For more tummy toning exercises click here!
While taking a break - exercises:
- Leg stretch: Stand on one foot and place the heel of the other foot on the bumper of the Jeep. Bend over and touch your toe. Change legs and repeat. This movement helps to relax the calf and thigh muscles that become contracted while operating the foot controls. Lymph stagnates in the legs while driving and this movement helps to get it flowing again. It is best practiced when first stepping out of the Jeep.
- Twists: Stand with slightly bent knees. Hands at your sides. Relax. Twist your waist back and forth swinging your arms out fully letting them flail along. This seemingly simple movement has many, many benefits. First it helps to realign your back, especially the vertebrae in the lumbar region. These vertebras get compressed while driving. Second, it gives your internal organs a good massage, helping them do a more efficient job. This internal massage leads to improved circulation and better digestion.
- Calf Stretch: If you are ever prone to heel spurs (plantar fasciitis) or just want to make sure you don’t, do these simple stretches while pumping gas or anywhere where you may have to stand for a couple of minutes. Find a curb – like the one the gas pump sits on – and place your toes on the curb and your heel on the surface below. Rock your weight forward until you feel a slight stretch in the tendon or your calf. Don’t push too hard just feel it stretch and hold for at least 20 seconds. Repeat with the other leg. If your don’t have a curb handy, use your tire. Place your toe on the tire with your heel on the ground. Lean forward to feel the stretch.

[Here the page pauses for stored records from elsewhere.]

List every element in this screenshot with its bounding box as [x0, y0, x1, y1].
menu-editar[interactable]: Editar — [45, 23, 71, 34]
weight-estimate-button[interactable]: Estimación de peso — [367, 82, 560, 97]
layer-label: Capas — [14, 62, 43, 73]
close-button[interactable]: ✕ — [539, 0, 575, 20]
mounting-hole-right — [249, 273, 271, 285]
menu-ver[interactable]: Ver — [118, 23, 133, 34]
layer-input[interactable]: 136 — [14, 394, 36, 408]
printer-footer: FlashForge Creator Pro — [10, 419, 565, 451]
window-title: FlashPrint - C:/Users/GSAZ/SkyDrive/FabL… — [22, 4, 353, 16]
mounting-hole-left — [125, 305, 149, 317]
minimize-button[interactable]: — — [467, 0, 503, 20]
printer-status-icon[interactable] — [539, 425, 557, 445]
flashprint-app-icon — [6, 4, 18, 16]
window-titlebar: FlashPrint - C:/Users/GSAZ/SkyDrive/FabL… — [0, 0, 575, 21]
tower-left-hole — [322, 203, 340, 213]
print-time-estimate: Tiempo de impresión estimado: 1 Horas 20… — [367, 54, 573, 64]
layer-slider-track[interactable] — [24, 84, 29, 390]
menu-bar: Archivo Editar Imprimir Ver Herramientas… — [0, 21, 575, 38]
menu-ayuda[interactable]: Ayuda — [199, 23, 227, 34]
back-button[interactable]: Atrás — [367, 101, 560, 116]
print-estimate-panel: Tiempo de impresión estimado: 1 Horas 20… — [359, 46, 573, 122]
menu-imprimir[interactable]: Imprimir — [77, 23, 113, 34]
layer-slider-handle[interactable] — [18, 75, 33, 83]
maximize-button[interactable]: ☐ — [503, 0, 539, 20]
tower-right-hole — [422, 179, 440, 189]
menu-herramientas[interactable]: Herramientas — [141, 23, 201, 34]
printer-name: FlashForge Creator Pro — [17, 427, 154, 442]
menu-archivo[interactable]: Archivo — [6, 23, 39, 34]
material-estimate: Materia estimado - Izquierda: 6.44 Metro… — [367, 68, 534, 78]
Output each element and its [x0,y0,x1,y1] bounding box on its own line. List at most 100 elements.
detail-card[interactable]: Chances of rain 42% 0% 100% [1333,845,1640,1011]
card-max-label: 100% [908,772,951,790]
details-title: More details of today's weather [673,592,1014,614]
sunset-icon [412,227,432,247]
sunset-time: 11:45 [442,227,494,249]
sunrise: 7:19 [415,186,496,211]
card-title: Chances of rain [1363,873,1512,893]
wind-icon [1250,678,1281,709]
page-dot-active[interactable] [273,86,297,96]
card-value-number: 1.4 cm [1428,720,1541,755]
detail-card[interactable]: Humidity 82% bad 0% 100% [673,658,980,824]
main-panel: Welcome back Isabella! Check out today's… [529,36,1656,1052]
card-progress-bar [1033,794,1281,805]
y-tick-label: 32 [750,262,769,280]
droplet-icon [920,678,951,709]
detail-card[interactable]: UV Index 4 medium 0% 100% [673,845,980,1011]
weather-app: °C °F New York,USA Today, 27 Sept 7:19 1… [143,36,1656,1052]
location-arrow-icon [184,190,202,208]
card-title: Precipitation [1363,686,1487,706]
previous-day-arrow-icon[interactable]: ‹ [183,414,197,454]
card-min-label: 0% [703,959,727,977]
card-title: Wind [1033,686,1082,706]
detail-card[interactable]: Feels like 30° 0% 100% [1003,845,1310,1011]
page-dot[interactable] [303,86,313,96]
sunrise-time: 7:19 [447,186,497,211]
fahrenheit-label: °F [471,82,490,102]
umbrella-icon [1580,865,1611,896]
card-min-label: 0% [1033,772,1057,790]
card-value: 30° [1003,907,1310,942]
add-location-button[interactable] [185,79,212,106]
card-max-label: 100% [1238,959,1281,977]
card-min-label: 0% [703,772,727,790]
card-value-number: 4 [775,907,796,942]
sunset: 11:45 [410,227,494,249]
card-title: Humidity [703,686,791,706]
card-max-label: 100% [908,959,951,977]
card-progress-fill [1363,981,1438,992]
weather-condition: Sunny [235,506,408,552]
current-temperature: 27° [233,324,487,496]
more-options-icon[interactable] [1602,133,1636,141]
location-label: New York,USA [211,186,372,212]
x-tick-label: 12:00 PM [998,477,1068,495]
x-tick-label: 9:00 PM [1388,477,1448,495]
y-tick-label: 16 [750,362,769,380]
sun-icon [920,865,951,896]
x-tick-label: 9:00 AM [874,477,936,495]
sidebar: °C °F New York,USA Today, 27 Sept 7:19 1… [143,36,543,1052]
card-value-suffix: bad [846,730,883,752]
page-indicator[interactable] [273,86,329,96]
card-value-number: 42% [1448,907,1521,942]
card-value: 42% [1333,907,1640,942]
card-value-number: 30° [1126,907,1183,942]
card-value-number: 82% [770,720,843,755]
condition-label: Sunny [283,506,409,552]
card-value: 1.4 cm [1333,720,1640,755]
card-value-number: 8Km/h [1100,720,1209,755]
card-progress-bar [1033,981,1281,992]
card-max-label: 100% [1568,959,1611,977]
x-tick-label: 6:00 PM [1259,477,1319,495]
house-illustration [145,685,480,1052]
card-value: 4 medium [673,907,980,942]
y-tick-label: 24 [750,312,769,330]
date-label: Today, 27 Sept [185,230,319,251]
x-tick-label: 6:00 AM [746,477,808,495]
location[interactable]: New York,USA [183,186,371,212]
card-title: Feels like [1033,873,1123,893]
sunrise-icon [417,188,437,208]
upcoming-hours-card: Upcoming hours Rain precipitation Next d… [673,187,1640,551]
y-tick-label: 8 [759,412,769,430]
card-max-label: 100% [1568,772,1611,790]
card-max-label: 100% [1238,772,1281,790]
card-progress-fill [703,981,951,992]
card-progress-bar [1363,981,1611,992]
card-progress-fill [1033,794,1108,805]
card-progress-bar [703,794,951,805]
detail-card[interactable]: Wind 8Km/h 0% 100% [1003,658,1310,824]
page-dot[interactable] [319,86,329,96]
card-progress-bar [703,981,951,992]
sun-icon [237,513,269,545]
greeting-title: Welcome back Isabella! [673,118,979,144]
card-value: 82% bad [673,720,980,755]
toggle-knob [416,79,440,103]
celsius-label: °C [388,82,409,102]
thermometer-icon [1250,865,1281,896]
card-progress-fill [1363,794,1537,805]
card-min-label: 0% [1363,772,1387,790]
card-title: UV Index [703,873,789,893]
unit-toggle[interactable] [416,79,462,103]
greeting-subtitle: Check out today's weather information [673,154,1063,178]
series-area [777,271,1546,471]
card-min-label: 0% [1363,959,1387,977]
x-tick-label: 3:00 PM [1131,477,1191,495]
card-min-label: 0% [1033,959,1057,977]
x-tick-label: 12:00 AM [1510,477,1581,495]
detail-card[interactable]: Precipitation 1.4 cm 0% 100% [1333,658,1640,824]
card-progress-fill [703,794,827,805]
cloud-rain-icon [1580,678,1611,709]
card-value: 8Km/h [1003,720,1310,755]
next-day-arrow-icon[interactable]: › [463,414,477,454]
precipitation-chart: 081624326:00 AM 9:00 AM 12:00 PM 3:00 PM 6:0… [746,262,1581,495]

- Arches: Stand about three feet from the side of your car facing away from it. Reach up with your hands over your head. Arch your back and reach behind you to grab the rain gutter or roof rack. Lean on back trying to touch your head to the window. Hold for at least 30 seconds. This exercise is a great overall stretch. It eliminates most back pain due to driving and is an excellent tummy toner as well. Once you get more advanced, try stretching to the hood or bumper.
- Fender push-ups: Stand about three feet away from the fender of your car facing it this time. Keep your legs and back straight and lean over and support your weight on the fender. Now, bend your elbows in a push up motion. This will give you a light shoulder tone up and enhance circulation. For move advanced, try using the bumper or door sill.
By practicing these simple exercises you can use the time spent in your car to help improve your body. Just be sure to stop if you feel any pain and to consult a physician if you have any doubt about your ability to perform any of these movements.